Поздняков мигнул белыми ресницами, но в следующее мгновенье на его длинном лице уже и следа удивления не было, словно он вечерком договорился с Рамазановым встретиться здесь в начале рабочего дня и он-то пришел вовремя, а гость маленько поторопился, так что пришлось ему пока довольствоваться моим обществом. А теперь Поздняков пришел, стрелка на часах десятку перепрыгнула, и, пожалуй, пора приступать к делу.
— О моей преступной деятельности вы наверняка хорошо информированы? — спросил-сказал Рамазанов.
Сейчас я внимательно рассмотрел его лицо — крупное, с сильными чертами, глаза черные с фиолетовым наволоком, залысый лоб, в сдирающий вперед. У него была смуглая коричневая кожа, синеющая на щеках от густо прущей щетины.

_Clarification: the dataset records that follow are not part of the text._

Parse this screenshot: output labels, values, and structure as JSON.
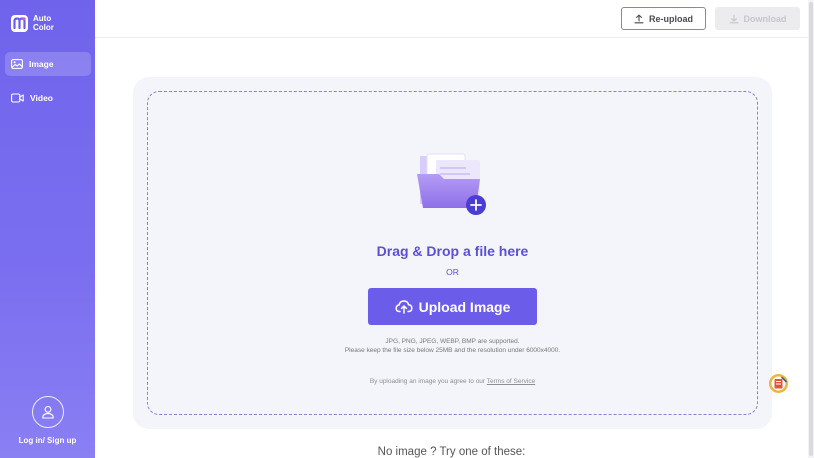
{
  "brand": {
    "line1": "Auto",
    "line2": "Color",
    "logo_icon": "m-logo-icon"
  },
  "sidebar": {
    "items": [
      {
        "label": "Image",
        "icon": "image-icon",
        "active": true
      },
      {
        "label": "Video",
        "icon": "video-icon",
        "active": false
      }
    ],
    "login_label": "Log in/ Sign up"
  },
  "toolbar": {
    "reupload_label": "Re-upload",
    "download_label": "Download",
    "download_enabled": false
  },
  "upload": {
    "drag_title": "Drag & Drop a file here",
    "or_text": "OR",
    "button_label": "Upload Image",
    "formats_text": "JPG, PNG, JPEG, WEBP, BMP are supported.",
    "limits_text": "Please keep the file size below 25MB and the resolution under 6000x4000.",
    "terms_prefix": "By uploading an image you agree to our ",
    "terms_link": "Terms of Service"
  },
  "samples": {
    "title": "No image ? Try one of these:"
  },
  "colors": {
    "accent": "#6b5de9",
    "sidebar_top": "#6f63ec",
    "sidebar_bottom": "#8a7ff3",
    "heading": "#5b4fd6"
  }
}
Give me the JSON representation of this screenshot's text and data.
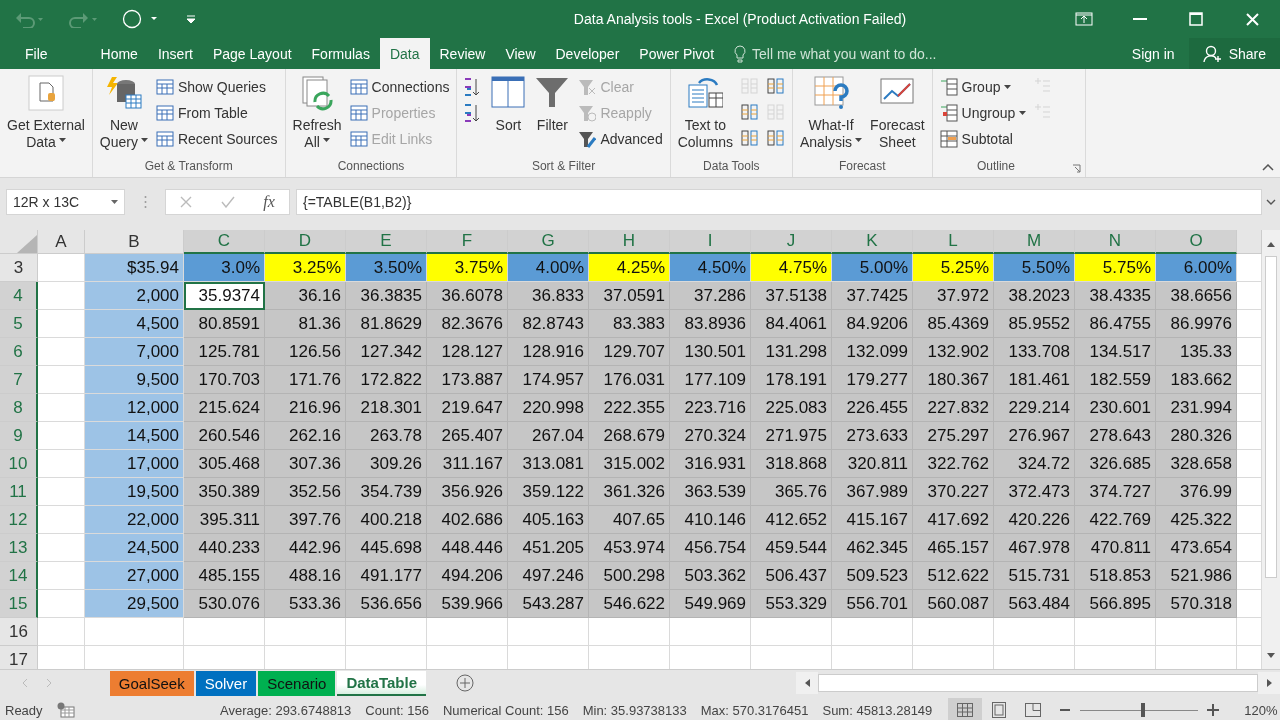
{
  "window": {
    "title": "Data Analysis tools - Excel (Product Activation Failed)"
  },
  "menu_tabs": [
    {
      "label": "File",
      "selected": false
    },
    {
      "label": "Home",
      "selected": false
    },
    {
      "label": "Insert",
      "selected": false
    },
    {
      "label": "Page Layout",
      "selected": false
    },
    {
      "label": "Formulas",
      "selected": false
    },
    {
      "label": "Data",
      "selected": true
    },
    {
      "label": "Review",
      "selected": false
    },
    {
      "label": "View",
      "selected": false
    },
    {
      "label": "Developer",
      "selected": false
    },
    {
      "label": "Power Pivot",
      "selected": false
    }
  ],
  "tell_me": {
    "placeholder": "Tell me what you want to do..."
  },
  "sign_in": "Sign in",
  "share": "Share",
  "ribbon": {
    "groups": [
      {
        "items": [
          {
            "kind": "large",
            "lines": [
              "Get External",
              "Data"
            ],
            "dropdown": true
          }
        ]
      },
      {
        "label": "Get & Transform",
        "items": [
          {
            "kind": "large",
            "lines": [
              "New",
              "Query"
            ],
            "dropdown": true
          },
          {
            "kind": "small",
            "label": "Show Queries",
            "disabled": false
          },
          {
            "kind": "small",
            "label": "From Table",
            "disabled": false
          },
          {
            "kind": "small",
            "label": "Recent Sources",
            "disabled": false
          }
        ]
      },
      {
        "label": "Connections",
        "items": [
          {
            "kind": "large",
            "lines": [
              "Refresh",
              "All"
            ],
            "dropdown": true
          },
          {
            "kind": "small",
            "label": "Connections",
            "disabled": false
          },
          {
            "kind": "small",
            "label": "Properties",
            "disabled": true
          },
          {
            "kind": "small",
            "label": "Edit Links",
            "disabled": true
          }
        ]
      },
      {
        "label": "Sort & Filter",
        "items": [
          {
            "kind": "icon",
            "disabled": false
          },
          {
            "kind": "icon",
            "disabled": false
          },
          {
            "kind": "large",
            "lines": [
              "Sort"
            ],
            "dropdown": false
          },
          {
            "kind": "large",
            "lines": [
              "Filter"
            ],
            "dropdown": false
          },
          {
            "kind": "small",
            "label": "Clear",
            "disabled": true
          },
          {
            "kind": "small",
            "label": "Reapply",
            "disabled": true
          },
          {
            "kind": "small",
            "label": "Advanced",
            "disabled": false
          }
        ]
      },
      {
        "label": "Data Tools",
        "items": [
          {
            "kind": "large",
            "lines": [
              "Text to",
              "Columns"
            ],
            "dropdown": false
          },
          {
            "kind": "icon",
            "disabled": true
          },
          {
            "kind": "icon",
            "disabled": false
          },
          {
            "kind": "icon",
            "disabled": false
          },
          {
            "kind": "icon",
            "disabled": false
          },
          {
            "kind": "icon",
            "disabled": true
          },
          {
            "kind": "icon",
            "disabled": false
          }
        ]
      },
      {
        "label": "Forecast",
        "items": [
          {
            "kind": "large",
            "lines": [
              "What-If",
              "Analysis"
            ],
            "dropdown": true
          },
          {
            "kind": "large",
            "lines": [
              "Forecast",
              "Sheet"
            ],
            "dropdown": false
          }
        ]
      },
      {
        "label": "Outline",
        "items": [
          {
            "kind": "small",
            "label": "Group",
            "disabled": false,
            "dropdown": true
          },
          {
            "kind": "small",
            "label": "Ungroup",
            "disabled": false,
            "dropdown": true
          },
          {
            "kind": "small",
            "label": "Subtotal",
            "disabled": false
          },
          {
            "kind": "icon",
            "disabled": true
          },
          {
            "kind": "icon",
            "disabled": true
          }
        ]
      }
    ]
  },
  "formula_bar": {
    "name_box": "12R x 13C",
    "function_label": "fx",
    "formula": "{=TABLE(B1,B2)}"
  },
  "sheet": {
    "columns": [
      {
        "label": "A",
        "selected": false
      },
      {
        "label": "B",
        "selected": false
      },
      {
        "label": "C",
        "selected": true
      },
      {
        "label": "D",
        "selected": true
      },
      {
        "label": "E",
        "selected": true
      },
      {
        "label": "F",
        "selected": true
      },
      {
        "label": "G",
        "selected": true
      },
      {
        "label": "H",
        "selected": true
      },
      {
        "label": "I",
        "selected": true
      },
      {
        "label": "J",
        "selected": true
      },
      {
        "label": "K",
        "selected": true
      },
      {
        "label": "L",
        "selected": true
      },
      {
        "label": "M",
        "selected": true
      },
      {
        "label": "N",
        "selected": true
      },
      {
        "label": "O",
        "selected": true
      }
    ],
    "rows": [
      {
        "number": "3",
        "selected": false,
        "b": "$35.94",
        "headers": [
          {
            "text": "3.0%",
            "color": "#5b9bd5"
          },
          {
            "text": "3.25%",
            "color": "#ffff00"
          },
          {
            "text": "3.50%",
            "color": "#5b9bd5"
          },
          {
            "text": "3.75%",
            "color": "#ffff00"
          },
          {
            "text": "4.00%",
            "color": "#5b9bd5"
          },
          {
            "text": "4.25%",
            "color": "#ffff00"
          },
          {
            "text": "4.50%",
            "color": "#5b9bd5"
          },
          {
            "text": "4.75%",
            "color": "#ffff00"
          },
          {
            "text": "5.00%",
            "color": "#5b9bd5"
          },
          {
            "text": "5.25%",
            "color": "#ffff00"
          },
          {
            "text": "5.50%",
            "color": "#5b9bd5"
          },
          {
            "text": "5.75%",
            "color": "#ffff00"
          },
          {
            "text": "6.00%",
            "color": "#5b9bd5"
          }
        ]
      },
      {
        "number": "4",
        "selected": true,
        "first_cell_active": true,
        "b": "2,000",
        "values": [
          "35.9374",
          "36.16",
          "36.3835",
          "36.6078",
          "36.833",
          "37.0591",
          "37.286",
          "37.5138",
          "37.7425",
          "37.972",
          "38.2023",
          "38.4335",
          "38.6656"
        ]
      },
      {
        "number": "5",
        "selected": true,
        "first_cell_active": false,
        "b": "4,500",
        "values": [
          "80.8591",
          "81.36",
          "81.8629",
          "82.3676",
          "82.8743",
          "83.383",
          "83.8936",
          "84.4061",
          "84.9206",
          "85.4369",
          "85.9552",
          "86.4755",
          "86.9976"
        ]
      },
      {
        "number": "6",
        "selected": true,
        "first_cell_active": false,
        "b": "7,000",
        "values": [
          "125.781",
          "126.56",
          "127.342",
          "128.127",
          "128.916",
          "129.707",
          "130.501",
          "131.298",
          "132.099",
          "132.902",
          "133.708",
          "134.517",
          "135.33"
        ]
      },
      {
        "number": "7",
        "selected": true,
        "first_cell_active": false,
        "b": "9,500",
        "values": [
          "170.703",
          "171.76",
          "172.822",
          "173.887",
          "174.957",
          "176.031",
          "177.109",
          "178.191",
          "179.277",
          "180.367",
          "181.461",
          "182.559",
          "183.662"
        ]
      },
      {
        "number": "8",
        "selected": true,
        "first_cell_active": false,
        "b": "12,000",
        "values": [
          "215.624",
          "216.96",
          "218.301",
          "219.647",
          "220.998",
          "222.355",
          "223.716",
          "225.083",
          "226.455",
          "227.832",
          "229.214",
          "230.601",
          "231.994"
        ]
      },
      {
        "number": "9",
        "selected": true,
        "first_cell_active": false,
        "b": "14,500",
        "values": [
          "260.546",
          "262.16",
          "263.78",
          "265.407",
          "267.04",
          "268.679",
          "270.324",
          "271.975",
          "273.633",
          "275.297",
          "276.967",
          "278.643",
          "280.326"
        ]
      },
      {
        "number": "10",
        "selected": true,
        "first_cell_active": false,
        "b": "17,000",
        "values": [
          "305.468",
          "307.36",
          "309.26",
          "311.167",
          "313.081",
          "315.002",
          "316.931",
          "318.868",
          "320.811",
          "322.762",
          "324.72",
          "326.685",
          "328.658"
        ]
      },
      {
        "number": "11",
        "selected": true,
        "first_cell_active": false,
        "b": "19,500",
        "values": [
          "350.389",
          "352.56",
          "354.739",
          "356.926",
          "359.122",
          "361.326",
          "363.539",
          "365.76",
          "367.989",
          "370.227",
          "372.473",
          "374.727",
          "376.99"
        ]
      },
      {
        "number": "12",
        "selected": true,
        "first_cell_active": false,
        "b": "22,000",
        "values": [
          "395.311",
          "397.76",
          "400.218",
          "402.686",
          "405.163",
          "407.65",
          "410.146",
          "412.652",
          "415.167",
          "417.692",
          "420.226",
          "422.769",
          "425.322"
        ]
      },
      {
        "number": "13",
        "selected": true,
        "first_cell_active": false,
        "b": "24,500",
        "values": [
          "440.233",
          "442.96",
          "445.698",
          "448.446",
          "451.205",
          "453.974",
          "456.754",
          "459.544",
          "462.345",
          "465.157",
          "467.978",
          "470.811",
          "473.654"
        ]
      },
      {
        "number": "14",
        "selected": true,
        "first_cell_active": false,
        "b": "27,000",
        "values": [
          "485.155",
          "488.16",
          "491.177",
          "494.206",
          "497.246",
          "500.298",
          "503.362",
          "506.437",
          "509.523",
          "512.622",
          "515.731",
          "518.853",
          "521.986"
        ]
      },
      {
        "number": "15",
        "selected": true,
        "first_cell_active": false,
        "b": "29,500",
        "values": [
          "530.076",
          "533.36",
          "536.656",
          "539.966",
          "543.287",
          "546.622",
          "549.969",
          "553.329",
          "556.701",
          "560.087",
          "563.484",
          "566.895",
          "570.318"
        ]
      },
      {
        "number": "16",
        "selected": false
      },
      {
        "number": "17",
        "selected": false
      }
    ]
  },
  "sheet_tabs": [
    {
      "label": "GoalSeek",
      "color": "#ed7d31",
      "selected": false
    },
    {
      "label": "Solver",
      "color": "#0070c0",
      "selected": false
    },
    {
      "label": "Scenario",
      "color": "#00b050",
      "selected": false
    },
    {
      "label": "DataTable",
      "color": "#217346",
      "selected": true
    }
  ],
  "status_bar": {
    "mode": "Ready",
    "stats": [
      "Average: 293.6748813",
      "Count: 156",
      "Numerical Count: 156",
      "Min: 35.93738133",
      "Max: 570.3176451",
      "Sum: 45813.28149"
    ],
    "views": [
      {
        "selected": true
      },
      {
        "selected": false
      },
      {
        "selected": false
      }
    ],
    "zoom": {
      "level": 0.53,
      "label": "120%"
    }
  }
}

— Пришел я к вам по многим причинам. В основном потому, что окончательно понял безвыходность тупика, в котором оказался. Но это — от ума, а сердце все время трусило, и я все старался оттянуть сегодняшнее утро. И привела меня к вам острая ненависть, желание отомстить гадинам, могильным червям, мародерам, трупоедам-гиенам, у которых нет ни совести, ни закона, ни чести, которые у сироты готовы вырвать кусок из горла, вдову ограбить…
Он уже не откашливался и не декламировал, в голосе его звенели слезы и палящая ненависть — он больше не контролировал себя и не боялся потерять лицо. Рамазанов тряс поднятыми кулаками, и пористое смуглое лицо его было синюшно-бледным.

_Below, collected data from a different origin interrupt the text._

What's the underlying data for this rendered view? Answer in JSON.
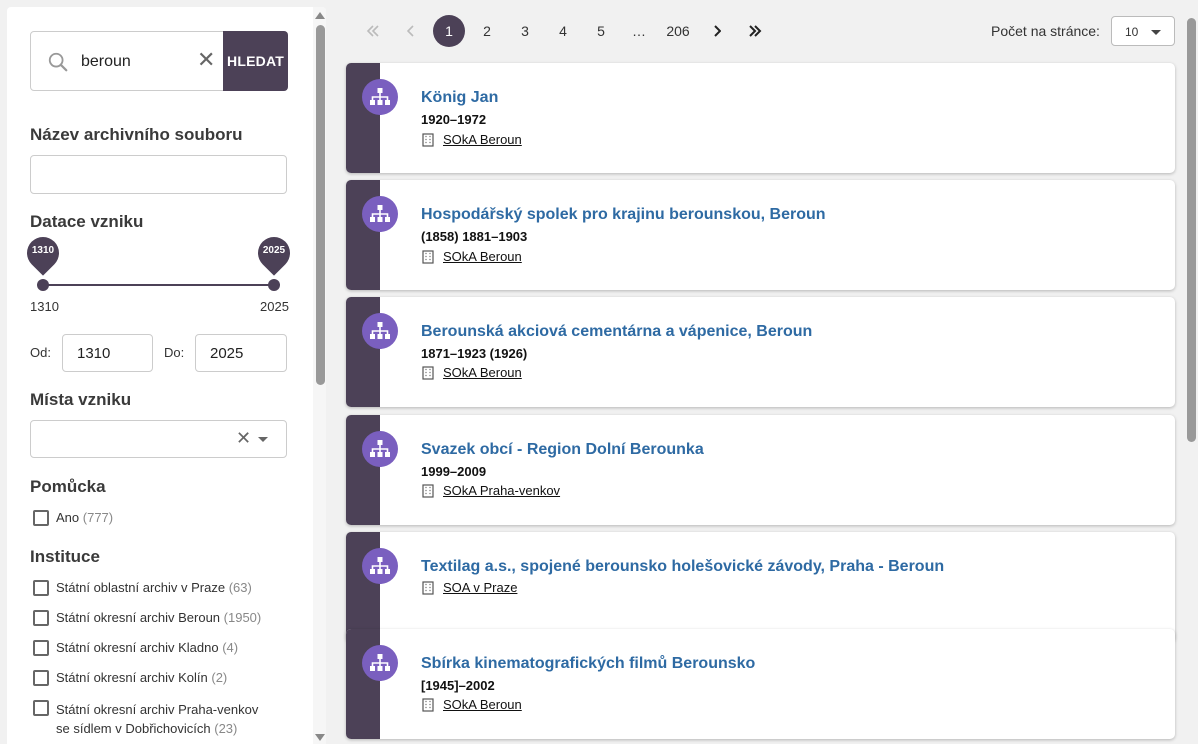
{
  "search": {
    "query": "beroun",
    "button_label": "HLEDAT"
  },
  "filters": {
    "fund_name": {
      "title": "Název archivního souboru",
      "value": ""
    },
    "date": {
      "title": "Datace vzniku",
      "min_pin": "1310",
      "max_pin": "2025",
      "min_label": "1310",
      "max_label": "2025",
      "from_label": "Od:",
      "to_label": "Do:",
      "from_value": "1310",
      "to_value": "2025"
    },
    "places": {
      "title": "Místa vzniku",
      "value": ""
    },
    "aid": {
      "title": "Pomůcka",
      "items": [
        {
          "label": "Ano",
          "count": "(777)"
        }
      ]
    },
    "institution": {
      "title": "Instituce",
      "items": [
        {
          "label": "Státní oblastní archiv v Praze",
          "count": "(63)"
        },
        {
          "label": "Státní okresní archiv Beroun",
          "count": "(1950)"
        },
        {
          "label": "Státní okresní archiv Kladno",
          "count": "(4)"
        },
        {
          "label": "Státní okresní archiv Kolín",
          "count": "(2)"
        },
        {
          "label": "Státní okresní archiv Praha-venkov se sídlem v Dobřichovicích",
          "count": "(23)"
        }
      ]
    }
  },
  "pagination": {
    "pages": [
      "1",
      "2",
      "3",
      "4",
      "5",
      "…",
      "206"
    ],
    "current": "1",
    "per_page_label": "Počet na stránce:",
    "per_page_value": "10"
  },
  "results": [
    {
      "title": "König Jan",
      "date": "1920–1972",
      "institution": "SOkA Beroun"
    },
    {
      "title": "Hospodářský spolek pro krajinu berounskou, Beroun",
      "date": "(1858) 1881–1903",
      "institution": "SOkA Beroun"
    },
    {
      "title": "Berounská akciová cementárna a vápenice, Beroun",
      "date": "1871–1923 (1926)",
      "institution": "SOkA Beroun"
    },
    {
      "title": "Svazek obcí - Region Dolní Berounka",
      "date": "1999–2009",
      "institution": "SOkA Praha-venkov"
    },
    {
      "title": "Textilag a.s., spojené berounsko holešovické závody, Praha - Beroun",
      "date": "",
      "institution": "SOA v Praze"
    },
    {
      "title": "Sbírka kinematografických filmů Berounsko",
      "date": "[1945]–2002",
      "institution": "SOkA Beroun"
    }
  ],
  "colors": {
    "accent": "#4c4157",
    "link": "#2e6aa3",
    "icon_bg": "#7a5fbf"
  },
  "icons": {
    "search": "search-icon",
    "clear": "clear-icon",
    "hierarchy": "hierarchy-icon",
    "building": "building-icon"
  }
}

— Успокойтесь, Умар Шарафович, — сказал я. — Давайте по порядку?
— Давайте, — устало сказал он и сник как-то. — За свои поступки я готов нести полную ответственность и жалею только, что украл из своей жизни еще три года, когда скрывался от вас в нелепой надежде, что мне удастся как-то выкрутиться. Хотя это ведь глупость была с самого начала: что я, шпион, что ли, — жить годами на нелегальном положении?
Я молчал, не желая сбивать его, отвлекать вопросами. Рамазанов задумчиво сказал:
— Какая это была жизнь, можете себе представить, если я за три года похудел на восемнадцать килограммов. А ведь я не отказывал себе в еде, не бегал, не суетился, лежал целыми днями на диване и читал. От одних мыслей о жене, о детях, о себе, я думал, сойду с ума.

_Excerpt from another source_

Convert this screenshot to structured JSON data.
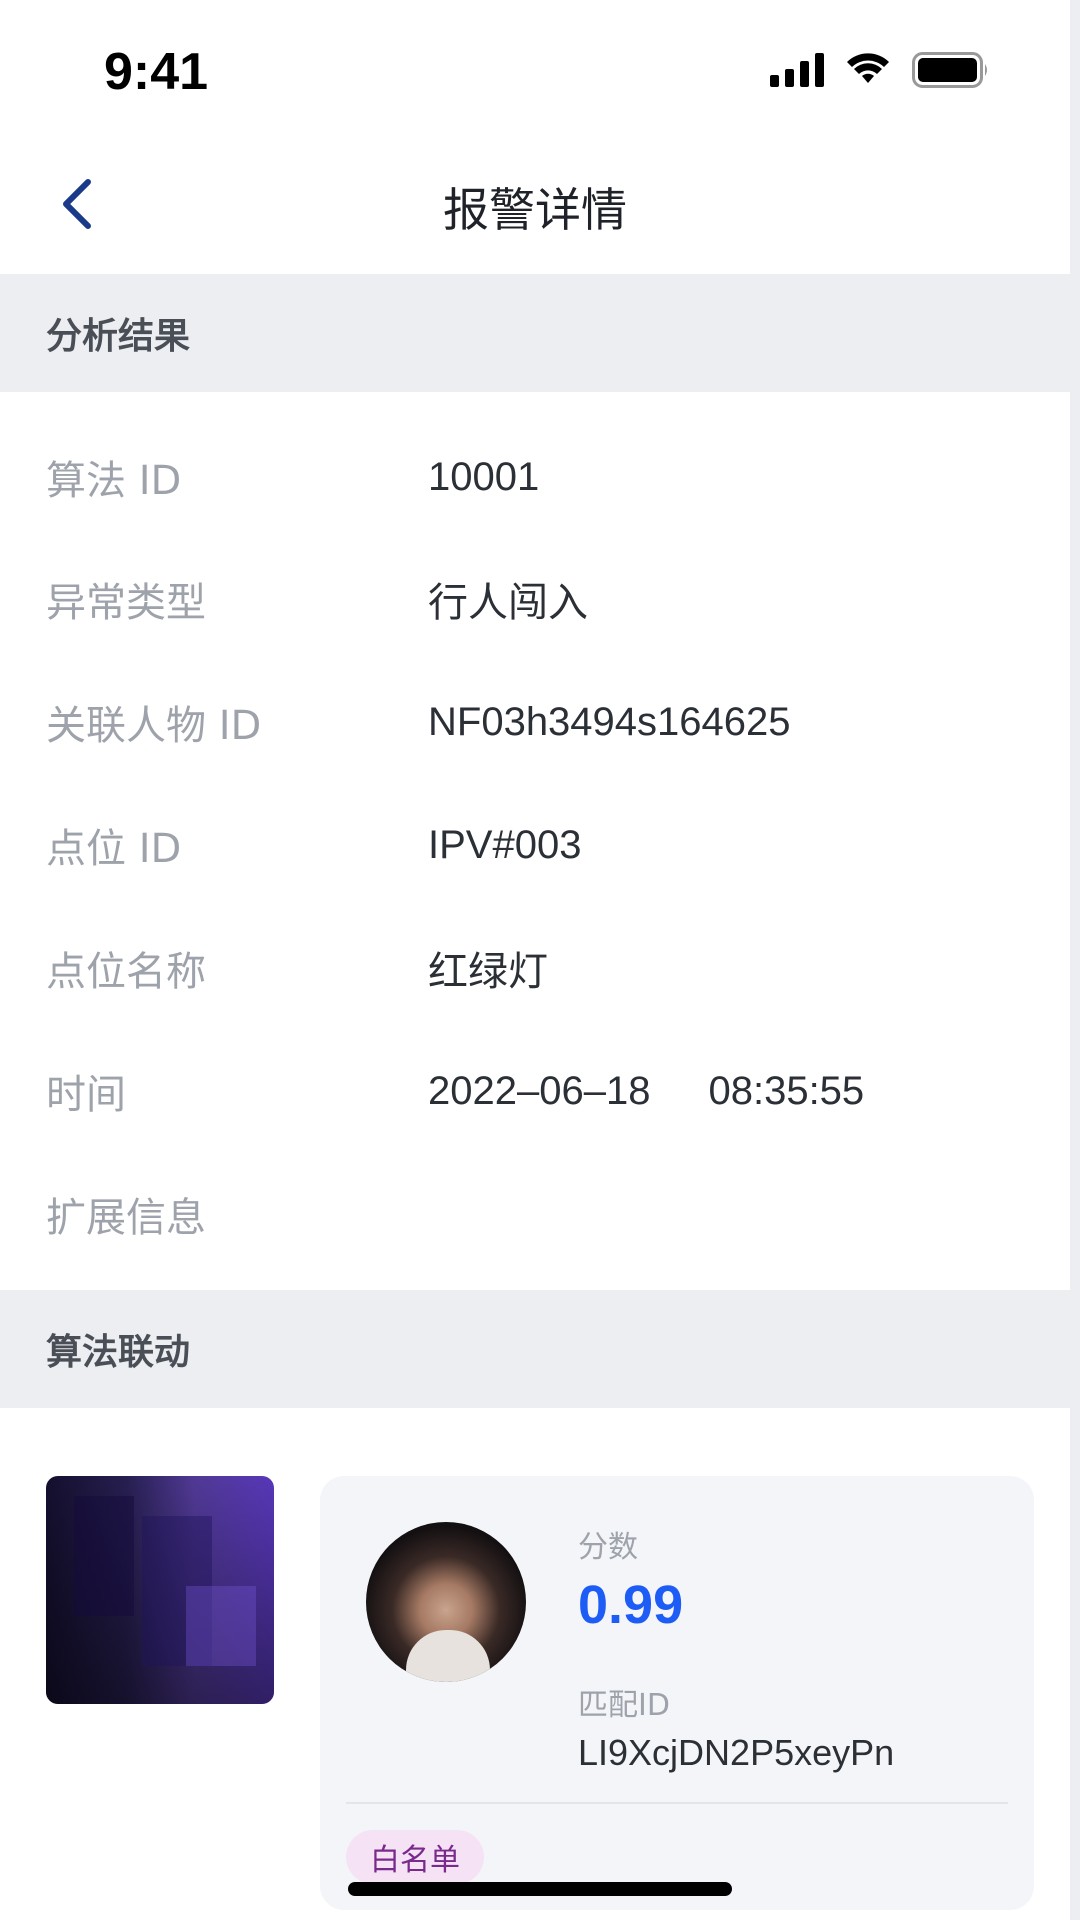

— Где же это вы три года отсиживались? — спросил вдруг Поздняков, и я понял, что его удивляет разгильдяйство и нерадивость участкового, который допустил проживание в течение трех лет на своем участке разыскиваемого следствием преступника.
Рамазанов повернулся к нему, посмотрел на него оценивающе, медленно сказал:
— Сначала жил в Касимове у друга. А потом в Кратове. На даче y жены моего брата.